Canada is home to the longest ocean shoreline in the world which carries an environmental obligation that cannot be whisked away. It is heartbreaking to see beautiful marine landscape invaded by plastics, mostly single use. It so happens that this week is Rivers to Oceans week, and on June 8 of every year we celebrate World’s Oceans Day. I am reluctant to stand up and cheer for all the international or national day of, given that in most cases the action behind the words is lagging, which renders the celebrations a tad hypocritical.
After all, a commissioned report by the federal government discovered that only about 9 percent of plastic is recycled in Canada, while 87 percent ends up in the landfill.
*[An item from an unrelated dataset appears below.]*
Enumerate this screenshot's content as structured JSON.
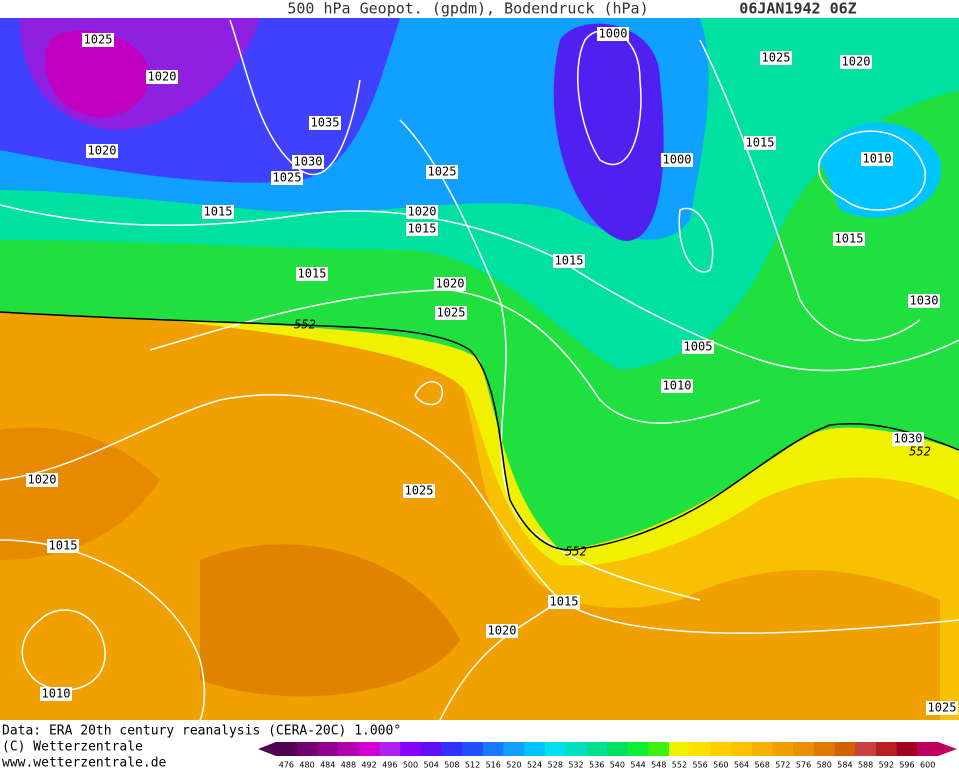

While many are applauding the ban, there are others questioning the inconveniences. There will be some for sure. Some have to do with comfort, others with practicality and convenience. It takes a bit more effort and thoughtfulness to live with less plastic, and ideally without any single-use plastic (save for the obligatory items the health industry is using, and really, for that we are grateful.) But we are better for it, environmentally and health-wise.
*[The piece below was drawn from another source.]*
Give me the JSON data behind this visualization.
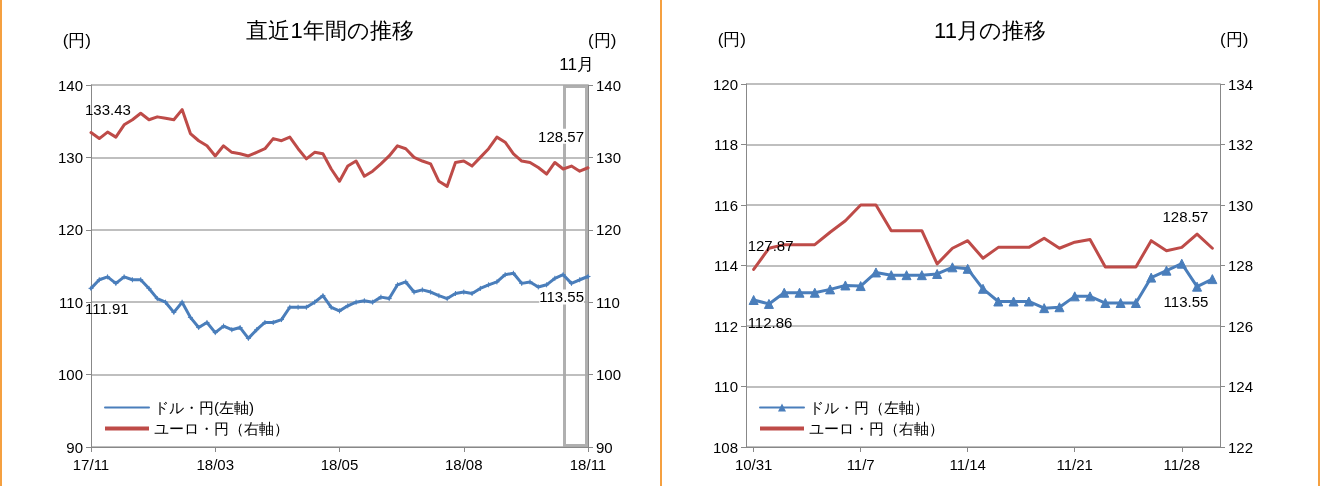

Plastic has been a widely used material for a long time now and it has proven itself invaluable in so many applications. But… and that is a big one, it has gone too far as more and more useless (but oh so convenient) plastic items started invaded the market. And invaded they did, not just the market, but the world as a whole, including remote areas that are not even inhabited by humans.
Legislated bans by the federal government will not solve the plastic problem completely but will serve as much needed basis for change within communities. Our parents used to say that any learned bad behaviour can be unlearned. Our insatiable plastic use, as a planet community, has reached gargantuan proportions and has come to affect more than anyone could have predicted. Blissful ignorance can no longer be used as an excuse though: We have learned to live with environmentally costly conveniences (which ultimately affect our health too,) and now we must unlearn that so we can see a better future.
People are wonderfully creative and that keeps me hopeful. This is a good opportunity to take the challenge of re-educating ourselves to use and reuse, to rely on durable products rather than flimsy throw-away items, and to reinvent ourselves as stewards of the only place we can call home: our beautiful planet. The only one we have.